Addressing potential red flags during due diligence requires transparency, context and offering solutions. Taking these steps can demonstrate a startup’s commitment toward building a successful business while building trust with investors and partners alike.
Efficiently Managing the Due Diligence Process
Due diligence can be a complex and time-consuming process, but the skills required to ace due diligence are the same skills required to manage any project effectively. Startups can manage it efficiently by taking the following steps:
- Assign a Point Person. Choose a single person to lead the due diligence process. This person should be the head of finance or operations, and should make due diligence their primary job during the process. It’s a good idea to delegate their usual day-to-day responsibilities to another team member until due diligence is finished so they can focus on the task at hand. The point person will coordinate with all stakeholders involved, including legal counsel, financial advisors and other team members. They should also organize relevant documents and information in a centralized location, such as a data room (discussed earlier). By having one person in charge of managing due diligence, startups can avoid confusion or delays caused by multiple parties working independently.
- Set Clear Expectations. It is essential to set clear expectations with potential investors before beginning the due diligence process. This includes discussing timelines, required documents and information, and any specific areas of focus for due diligence. By setting clear expectations upfront, startups can avoid surprises or misunderstandings later in the process. It also helps ensure that everyone is aligned on what needs to be done and by when.
- Be Responsive. During due diligence, startups should respond quickly and thoroughly to any requests for information or documentation. This not only helps move the process along but also demonstrates their commitment to transparency and accountability. If there are any anticipated delays in providing requested materials, communicate this proactively with investors or partners so that they understand what is happening and why. Being responsive throughout the due diligence process helps build trust and confidence with potential investors or partners.
- Anticipate Potential Issues.
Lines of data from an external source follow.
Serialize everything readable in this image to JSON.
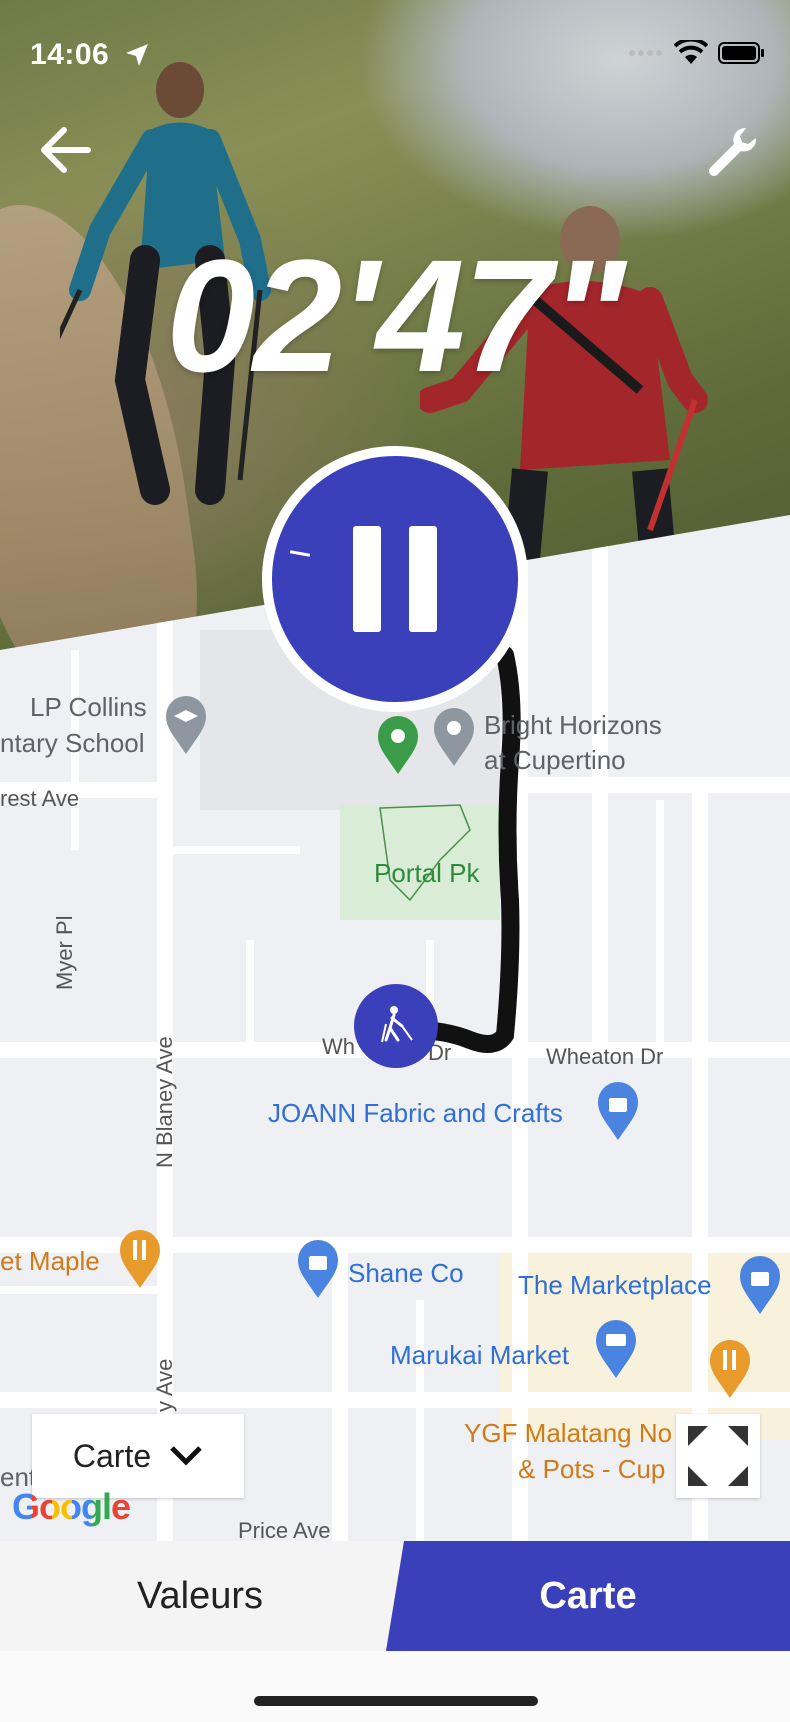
{
  "status_bar": {
    "time": "14:06"
  },
  "workout": {
    "timer": "02'47\""
  },
  "icons": {
    "back": "arrow-left-icon",
    "settings": "wrench-icon",
    "pause": "pause-icon",
    "walker": "nordic-walker-icon",
    "fullscreen": "fullscreen-icon",
    "dropdown": "chevron-down-icon"
  },
  "map": {
    "places": {
      "lp_collins_1": "LP Collins",
      "lp_collins_2": "ntary School",
      "bright_horizons_1": "Bright Horizons",
      "bright_horizons_2": "at Cupertino",
      "portal_pk": "Portal Pk",
      "joann": "JOANN Fabric and Crafts",
      "maple": "et Maple",
      "shane": "Shane Co",
      "marketplace": "The Marketplace",
      "marukai": "Marukai Market",
      "ygf_1": "YGF Malatang No",
      "ygf_2": "& Pots - Cup",
      "ent": "ent"
    },
    "streets": {
      "forest": "rest Ave",
      "myer": "Myer Pl",
      "n_blaney": "N Blaney Ave",
      "blaney_lower": "y Ave",
      "wheaton_left": "Wh",
      "wheaton_left_dr": "Dr",
      "wheaton_right": "Wheaton Dr",
      "price": "Price Ave"
    },
    "map_type_label": "Carte",
    "attribution": "Google"
  },
  "tabs": {
    "values": "Valeurs",
    "map": "Carte"
  },
  "colors": {
    "accent": "#3a3fba",
    "track": "#111111"
  }
}
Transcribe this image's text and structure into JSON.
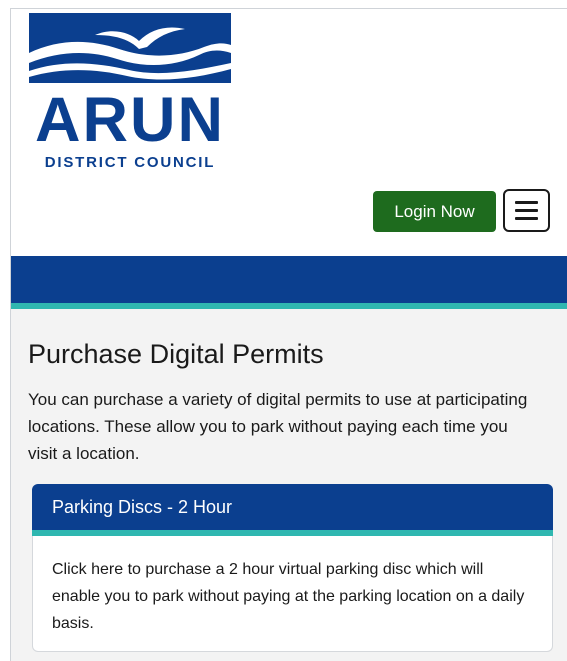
{
  "logo": {
    "wordmark": "ARUN",
    "subtitle": "DISTRICT COUNCIL",
    "brand_color": "#0b3f8f"
  },
  "header": {
    "login_label": "Login Now",
    "login_color": "#1e6b1e",
    "menu_icon": "hamburger-menu-icon"
  },
  "nav": {
    "band_color": "#0b3f8f",
    "accent_color": "#2fb7b0"
  },
  "main": {
    "title": "Purchase Digital Permits",
    "intro": "You can purchase a variety of digital permits to use at participating locations. These allow you to park without paying each time you visit a location.",
    "cards": [
      {
        "heading": "Parking Discs - 2 Hour",
        "body": "Click here to purchase a 2 hour virtual parking disc which will enable you to park without paying at the parking location on a daily basis."
      }
    ]
  }
}
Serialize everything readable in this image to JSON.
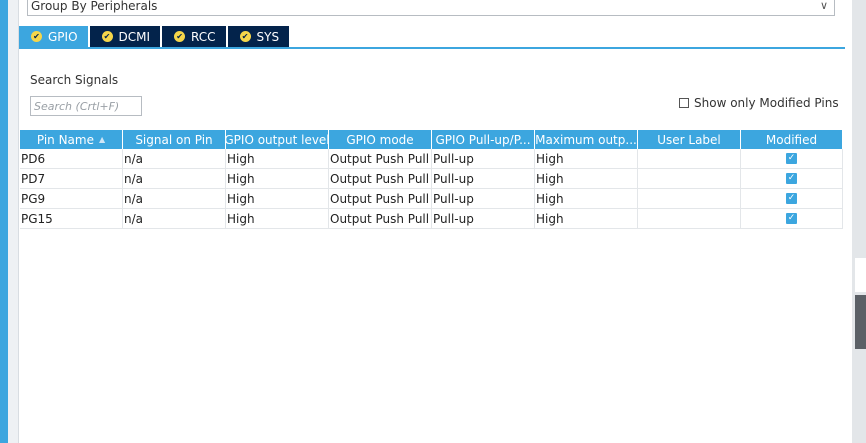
{
  "group_select": {
    "value": "Group By Peripherals"
  },
  "tabs": [
    {
      "label": "GPIO",
      "active": true
    },
    {
      "label": "DCMI",
      "active": false
    },
    {
      "label": "RCC",
      "active": false
    },
    {
      "label": "SYS",
      "active": false
    }
  ],
  "search": {
    "label": "Search Signals",
    "placeholder": "Search (Crtl+F)"
  },
  "show_modified": {
    "label": "Show only Modified Pins",
    "checked": false
  },
  "table": {
    "columns": [
      "Pin Name",
      "Signal on Pin",
      "GPIO output level",
      "GPIO mode",
      "GPIO Pull-up/P...",
      "Maximum outp...",
      "User Label",
      "Modified"
    ],
    "rows": [
      {
        "pin": "PD6",
        "signal": "n/a",
        "level": "High",
        "mode": "Output Push Pull",
        "pull": "Pull-up",
        "speed": "High",
        "label": "",
        "modified": true
      },
      {
        "pin": "PD7",
        "signal": "n/a",
        "level": "High",
        "mode": "Output Push Pull",
        "pull": "Pull-up",
        "speed": "High",
        "label": "",
        "modified": true
      },
      {
        "pin": "PG9",
        "signal": "n/a",
        "level": "High",
        "mode": "Output Push Pull",
        "pull": "Pull-up",
        "speed": "High",
        "label": "",
        "modified": true
      },
      {
        "pin": "PG15",
        "signal": "n/a",
        "level": "High",
        "mode": "Output Push Pull",
        "pull": "Pull-up",
        "speed": "High",
        "label": "",
        "modified": true
      }
    ]
  },
  "colors": {
    "accent": "#3ca6df",
    "tab_dark": "#03234b",
    "tab_icon": "#f5d64a"
  },
  "icons": {
    "tab_status": "check-circle-icon",
    "sort": "sort-up-icon",
    "dropdown": "chevron-down-icon",
    "modified": "checkbox-checked-icon"
  }
}
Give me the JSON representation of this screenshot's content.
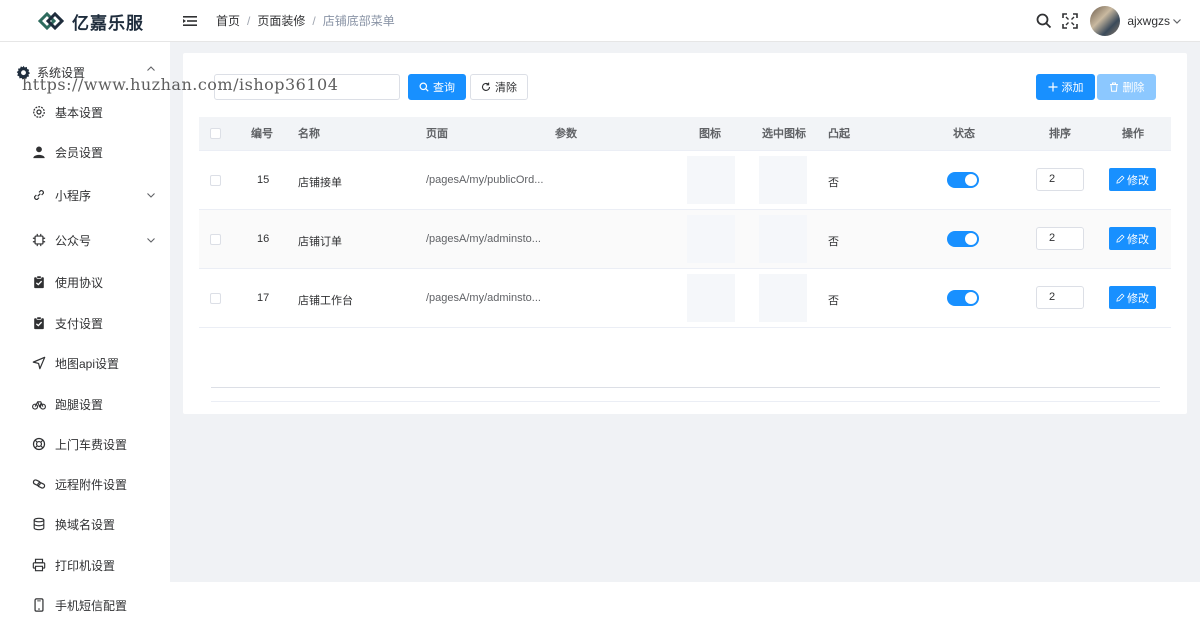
{
  "header": {
    "logo_text": "亿嘉乐服",
    "breadcrumb": [
      "首页",
      "页面装修",
      "店铺底部菜单"
    ],
    "username": "ajxwgzs"
  },
  "watermark": "https://www.huzhan.com/ishop36104",
  "sidebar": {
    "group_label": "系统设置",
    "items": [
      {
        "label": "基本设置",
        "icon": "gear-outline-icon"
      },
      {
        "label": "会员设置",
        "icon": "user-icon"
      },
      {
        "label": "小程序",
        "icon": "link-icon",
        "has_children": true
      },
      {
        "label": "公众号",
        "icon": "chip-icon",
        "has_children": true
      },
      {
        "label": "使用协议",
        "icon": "clipboard-check-icon"
      },
      {
        "label": "支付设置",
        "icon": "clipboard-check-icon"
      },
      {
        "label": "地图api设置",
        "icon": "navigation-icon"
      },
      {
        "label": "跑腿设置",
        "icon": "bicycle-icon"
      },
      {
        "label": "上门车费设置",
        "icon": "lifebuoy-icon"
      },
      {
        "label": "远程附件设置",
        "icon": "link-chain-icon"
      },
      {
        "label": "换域名设置",
        "icon": "database-icon"
      },
      {
        "label": "打印机设置",
        "icon": "printer-icon"
      },
      {
        "label": "手机短信配置",
        "icon": "mobile-icon"
      }
    ]
  },
  "toolbar": {
    "search_placeholder": "",
    "query_label": "查询",
    "clear_label": "清除",
    "add_label": "添加",
    "delete_label": "删除"
  },
  "table": {
    "columns": [
      "编号",
      "名称",
      "页面",
      "参数",
      "图标",
      "选中图标",
      "凸起",
      "状态",
      "排序",
      "操作"
    ],
    "rows": [
      {
        "id": "15",
        "name": "店铺接单",
        "page": "/pagesA/my/publicOrd...",
        "param": "",
        "raised": "否",
        "status": true,
        "sort": "2",
        "action": "修改"
      },
      {
        "id": "16",
        "name": "店铺订单",
        "page": "/pagesA/my/adminsto...",
        "param": "",
        "raised": "否",
        "status": true,
        "sort": "2",
        "action": "修改"
      },
      {
        "id": "17",
        "name": "店铺工作台",
        "page": "/pagesA/my/adminsto...",
        "param": "",
        "raised": "否",
        "status": true,
        "sort": "2",
        "action": "修改"
      }
    ]
  },
  "colors": {
    "primary": "#1890ff",
    "primary_disabled": "#8cc8ff",
    "page_bg": "#f0f2f5",
    "table_header_bg": "#f2f4f7"
  }
}
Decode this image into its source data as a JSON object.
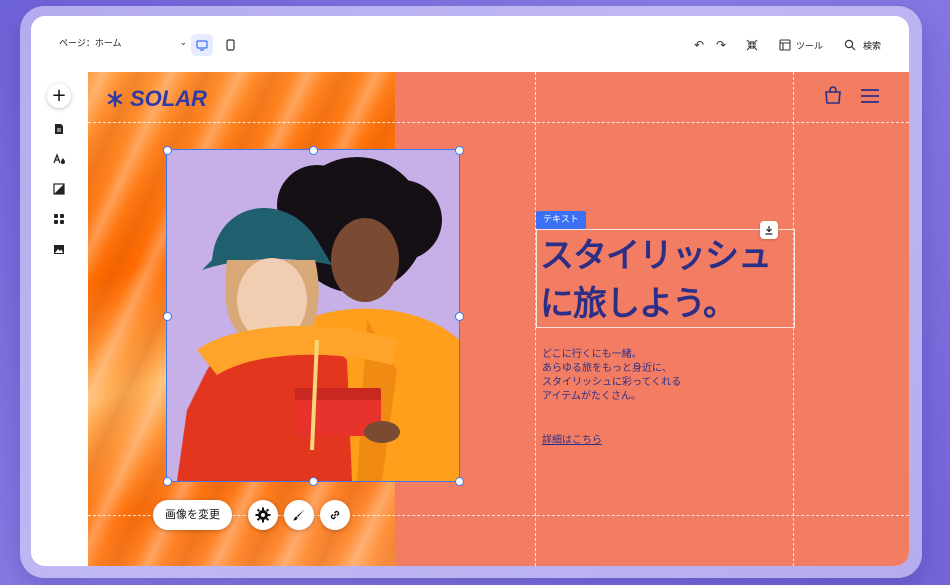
{
  "toolbar": {
    "page_selector": "ページ：ホーム",
    "tools_label": "ツール",
    "search_label": "検索",
    "icons": [
      "desktop-icon",
      "mobile-icon",
      "undo-icon",
      "redo-icon",
      "collapse-icon",
      "layout-panel-icon",
      "search-icon"
    ]
  },
  "sidebar": {
    "items": [
      {
        "name": "add-element",
        "icon": "plus-icon"
      },
      {
        "name": "pages",
        "icon": "document-icon"
      },
      {
        "name": "theme",
        "icon": "font-color-icon"
      },
      {
        "name": "background",
        "icon": "contrast-icon"
      },
      {
        "name": "apps",
        "icon": "grid-icon"
      },
      {
        "name": "media",
        "icon": "image-icon"
      }
    ]
  },
  "site": {
    "logo_text": "SOLAR",
    "text_tag": "テキスト",
    "heading": "スタイリッシュに旅しよう。",
    "body_lines": [
      "どこに行くにも一緒。",
      "あらゆる旅をもっと身近に、",
      "スタイリッシュに彩ってくれる",
      "アイテムがたくさん。"
    ],
    "link_text": "詳細はこちら",
    "bag_label": "SOLAR"
  },
  "image_toolbar": {
    "change_label": "画像を変更",
    "icons": [
      "settings-icon",
      "brush-icon",
      "link-icon"
    ]
  },
  "colors": {
    "accent": "#3b6ff5",
    "canvas_coral": "#f37d63",
    "text_navy": "#2d2f87",
    "orange": "#ff7410"
  }
}
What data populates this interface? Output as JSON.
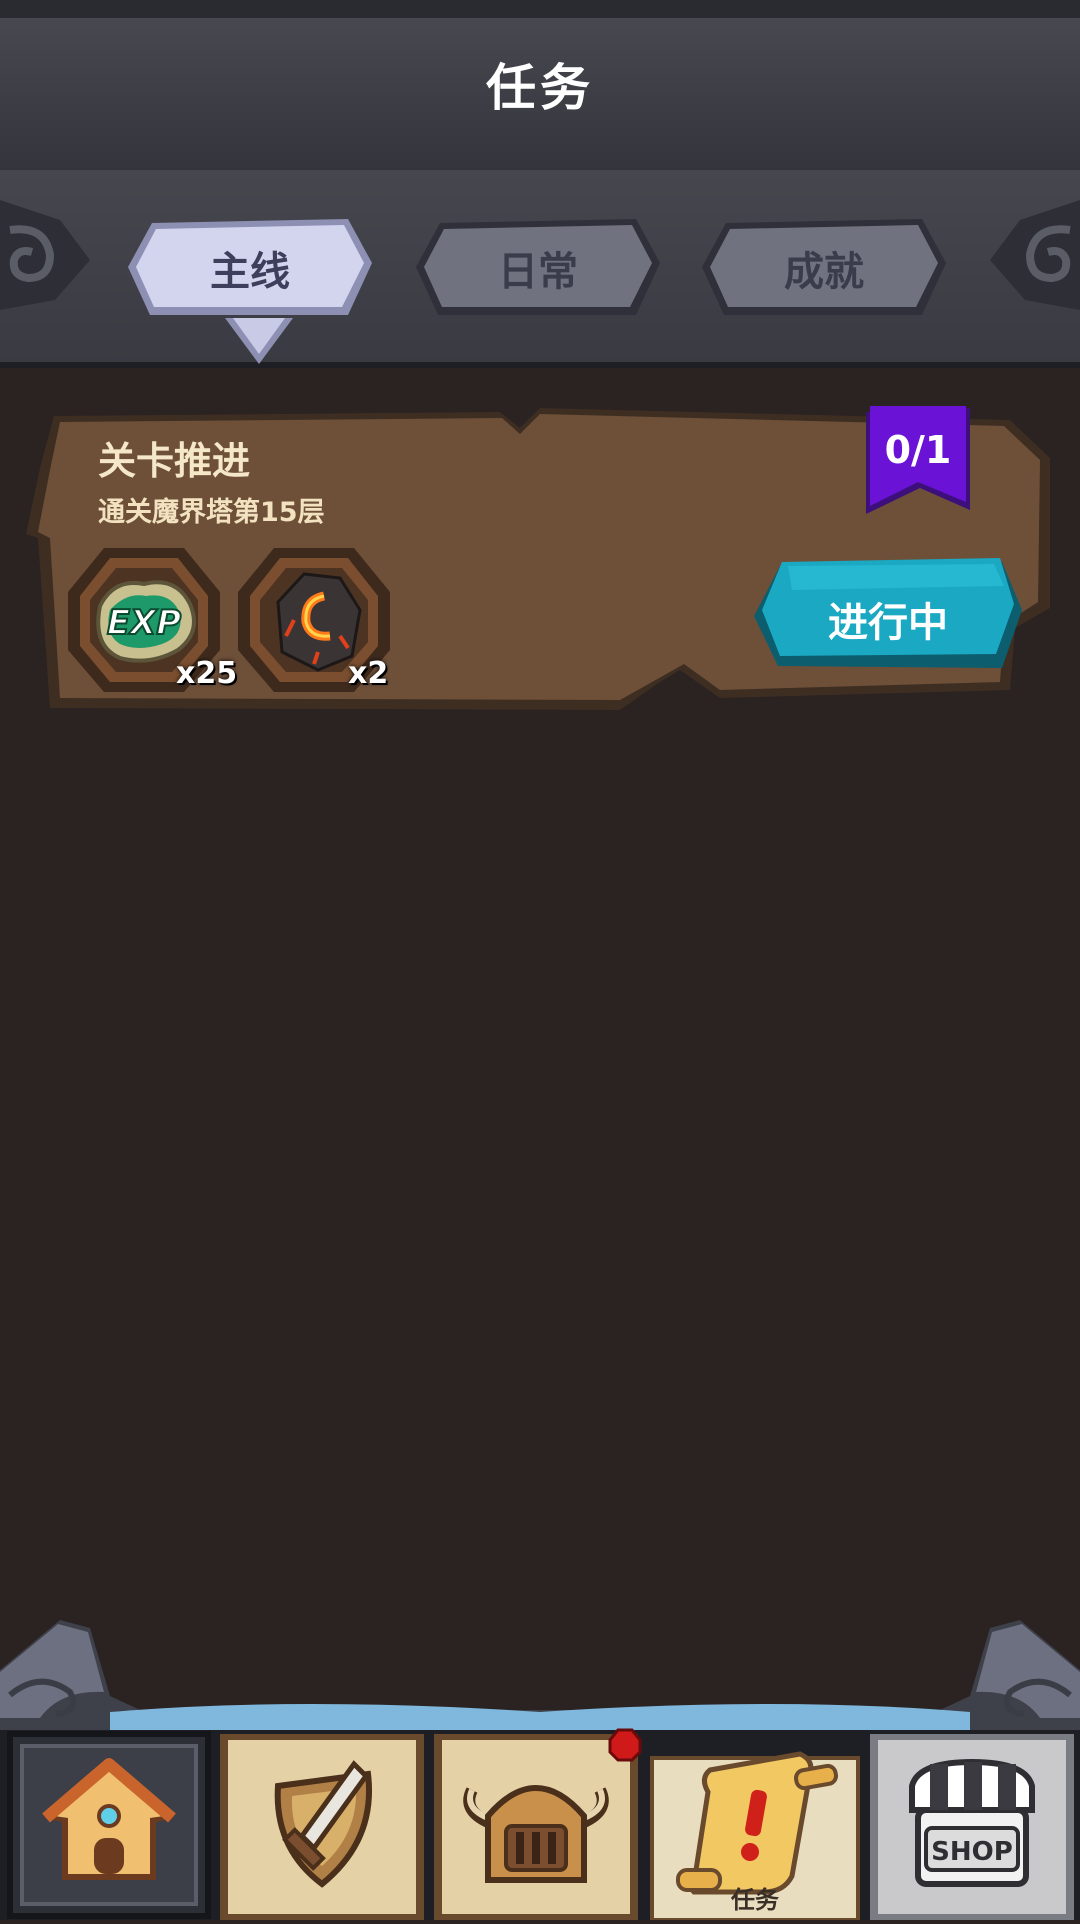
{
  "header": {
    "title": "任务"
  },
  "tabs": [
    {
      "label": "主线",
      "active": true
    },
    {
      "label": "日常",
      "active": false
    },
    {
      "label": "成就",
      "active": false
    }
  ],
  "quest": {
    "title": "关卡推进",
    "description": "通关魔界塔第15层",
    "progress": "0/1",
    "rewards": [
      {
        "icon": "exp-icon",
        "label": "EXP",
        "count": "x25"
      },
      {
        "icon": "lava-stone-icon",
        "count": "x2"
      }
    ],
    "status_button": "进行中"
  },
  "nav": {
    "items": [
      {
        "icon": "home-icon"
      },
      {
        "icon": "sword-shield-icon"
      },
      {
        "icon": "helmet-icon",
        "badge": true
      },
      {
        "icon": "quest-scroll-icon",
        "label": "任务",
        "active": true
      },
      {
        "icon": "shop-icon",
        "label": "SHOP"
      }
    ]
  },
  "colors": {
    "background": "#2b2222",
    "card": "#6b4e36",
    "flag": "#6a0fd1",
    "status_button": "#1aa8c2",
    "tab_active": "#c9cbe6",
    "tab_inactive": "#6e7080"
  }
}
While it’s impossible to predict every issue that may arise during due diligence, startups should take steps to anticipate potential problems. This includes conducting an internal audit of all relevant documents and information before beginning the due diligence process. Identifying potential issues early on can help startups proactively address them and avoid surprises later in the process. It also demonstrates a commitment to transparency and accountability.
- Stay Organized. Finally, staying organized throughout the due diligence process is essential for managing it efficiently. This includes keeping all relevant documents and information updated, using secure file-sharing tools and maintaining clear communication with all stakeholders involved in the process.
Startups can efficiently manage the due diligence process by following these tips. This process represents the first time that you and the investor work together on a project. By following these steps, your startup can create a positive first impression regarding how the team operates.